The Kisses Of Angus Poem by Anna Johnston MacManus

The Kisses Of Angus



The kisses of Angus came to me–
And three bright birds on my apple-tree
Pipe their magical haunting song
That shall fill with dreaming my whole life long.

The first bird sings of my love's shut eyes,
The second her lips where silence lies,
The third her blushes for ever fled,
And the plenteous curls of her radiant head.

Night and day, asleep or awake,
I carry a heart nigh fit to break,
I carry a pain I shall not forget
Until above me the cairn is set.

For Angus the Druid sent them forth–
These birds that fly to the South and North;
Three kisses he blew on a fateful wind–
These three bright birds for our grief designed.

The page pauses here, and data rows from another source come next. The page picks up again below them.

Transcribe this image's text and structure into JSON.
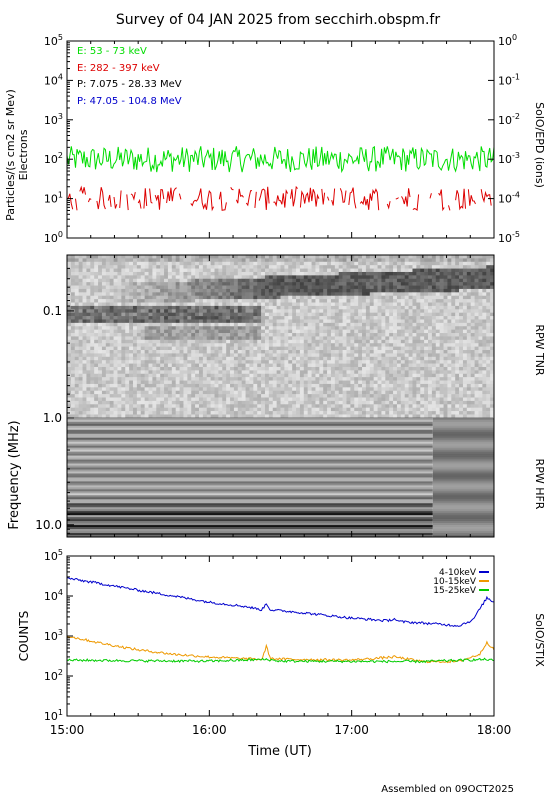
{
  "title": "Survey of 04 JAN 2025 from secchirh.obspm.fr",
  "footer": "Assembled on 09OCT2025",
  "colors": {
    "electron_low": "#00dd00",
    "electron_high": "#dd0000",
    "proton_low": "#000000",
    "proton_high": "#0000cc",
    "stix_low": "#0000cc",
    "stix_mid": "#ee9900",
    "stix_high": "#00cc00"
  },
  "chart_data": [
    {
      "type": "line",
      "panel": "epd",
      "ylabel": "Particles/(s cm2 sr Mev)",
      "ylabel2": "Electrons",
      "right_label": "SolO/EPD (ions)",
      "yscale": "log",
      "ylim": [
        1,
        100000
      ],
      "y_ticks": [
        {
          "label": "10",
          "exp": "0"
        },
        {
          "label": "10",
          "exp": "1"
        },
        {
          "label": "10",
          "exp": "2"
        },
        {
          "label": "10",
          "exp": "3"
        },
        {
          "label": "10",
          "exp": "4"
        },
        {
          "label": "10",
          "exp": "5"
        }
      ],
      "y2_ticks": [
        {
          "label": "10",
          "exp": "-5"
        },
        {
          "label": "10",
          "exp": "-4"
        },
        {
          "label": "10",
          "exp": "-3"
        },
        {
          "label": "10",
          "exp": "-2"
        },
        {
          "label": "10",
          "exp": "-1"
        },
        {
          "label": "10",
          "exp": "0"
        }
      ],
      "x_range_hours": [
        15,
        18
      ],
      "legend_position": "top-left",
      "series": [
        {
          "name": "E: 53 - 73 keV",
          "color_key": "electron_low",
          "level": 100,
          "spread": 0.55
        },
        {
          "name": "E: 282 - 397 keV",
          "color_key": "electron_high",
          "level": 10,
          "spread": 0.5
        },
        {
          "name": "P: 7.075 - 28.33 MeV",
          "color_key": "proton_low"
        },
        {
          "name": "P: 47.05 - 104.8 MeV",
          "color_key": "proton_high"
        }
      ]
    },
    {
      "type": "heatmap",
      "panel": "rpw",
      "ylabel": "Frequency (MHz)",
      "yscale": "log",
      "ylim": [
        0.03,
        13
      ],
      "y_ticks": [
        "0.1",
        "1.0",
        "10.0"
      ],
      "y_tick_values": [
        0.1,
        1.0,
        10.0
      ],
      "sub_panels": [
        {
          "label": "RPW TNR",
          "freq_range": [
            0.03,
            1.0
          ]
        },
        {
          "label": "RPW HFR",
          "freq_range": [
            1.0,
            13
          ]
        }
      ],
      "x_range_hours": [
        15,
        18
      ]
    },
    {
      "type": "line",
      "panel": "stix",
      "ylabel": "COUNTS",
      "right_label": "SolO/STIX",
      "yscale": "log",
      "ylim": [
        10,
        100000
      ],
      "y_ticks": [
        {
          "label": "10",
          "exp": "1"
        },
        {
          "label": "10",
          "exp": "2"
        },
        {
          "label": "10",
          "exp": "3"
        },
        {
          "label": "10",
          "exp": "4"
        },
        {
          "label": "10",
          "exp": "5"
        }
      ],
      "x_range_hours": [
        15,
        18
      ],
      "x_ticks": [
        "15:00",
        "16:00",
        "17:00",
        "18:00"
      ],
      "xlabel": "Time (UT)",
      "legend_position": "top-right",
      "series": [
        {
          "name": "4-10keV",
          "color_key": "stix_low",
          "points": [
            [
              15.0,
              28000
            ],
            [
              15.25,
              20000
            ],
            [
              15.5,
              14000
            ],
            [
              15.75,
              10000
            ],
            [
              16.0,
              7000
            ],
            [
              16.25,
              5500
            ],
            [
              16.37,
              4500
            ],
            [
              16.4,
              6500
            ],
            [
              16.43,
              4500
            ],
            [
              16.6,
              4000
            ],
            [
              16.75,
              3500
            ],
            [
              17.0,
              2800
            ],
            [
              17.25,
              2400
            ],
            [
              17.3,
              2700
            ],
            [
              17.33,
              2300
            ],
            [
              17.6,
              2000
            ],
            [
              17.75,
              1800
            ],
            [
              17.85,
              2500
            ],
            [
              17.95,
              9000
            ],
            [
              18.0,
              7000
            ]
          ]
        },
        {
          "name": "10-15keV",
          "color_key": "stix_mid",
          "points": [
            [
              15.0,
              1000
            ],
            [
              15.25,
              650
            ],
            [
              15.5,
              450
            ],
            [
              15.75,
              350
            ],
            [
              16.0,
              300
            ],
            [
              16.25,
              270
            ],
            [
              16.37,
              260
            ],
            [
              16.4,
              550
            ],
            [
              16.43,
              270
            ],
            [
              16.6,
              260
            ],
            [
              17.0,
              250
            ],
            [
              17.3,
              300
            ],
            [
              17.5,
              230
            ],
            [
              17.75,
              230
            ],
            [
              17.9,
              350
            ],
            [
              17.95,
              700
            ],
            [
              18.0,
              450
            ]
          ]
        },
        {
          "name": "15-25keV",
          "color_key": "stix_high",
          "points": [
            [
              15.0,
              250
            ],
            [
              15.5,
              240
            ],
            [
              16.0,
              235
            ],
            [
              16.4,
              260
            ],
            [
              16.5,
              235
            ],
            [
              17.0,
              232
            ],
            [
              17.5,
              230
            ],
            [
              17.95,
              260
            ],
            [
              18.0,
              240
            ]
          ]
        }
      ]
    }
  ]
}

He bade them circle green Eri round,
Wherever a love-lorn youth be found,
From the High-King's son in his torque of gold,
To the shepherd guarding his master 's fold

He bade them sting like the honey-bee,
In the bitter-sweet of their minstrelsy;
Or soothe as soft as a mother's croon
When her tired babe droops to the drowsy tune.

He bade them foster the wild unrest
That burns like flame in a lover's breast,
Or haunt the sad from a burial-place
With the pale content of a ghostly face.

Mo bhrón! mo bhrón! my lady's sleep
Under the bracken is cold and deep;
At head and at foot stands an ogham-stone,
Where my carved lament on each slab is shown.

Why doth the young god hurl his ire
At a lover bereft of his soul's Desire?
My heart goes withering in the sun–
And mirth hath forsaken my father's dún.

It is Sorrow's raven I fain would see!
O Angus, call the bright birds from me!
To happier lovers who love may win–
For the hill-fern foldeth my dear one in.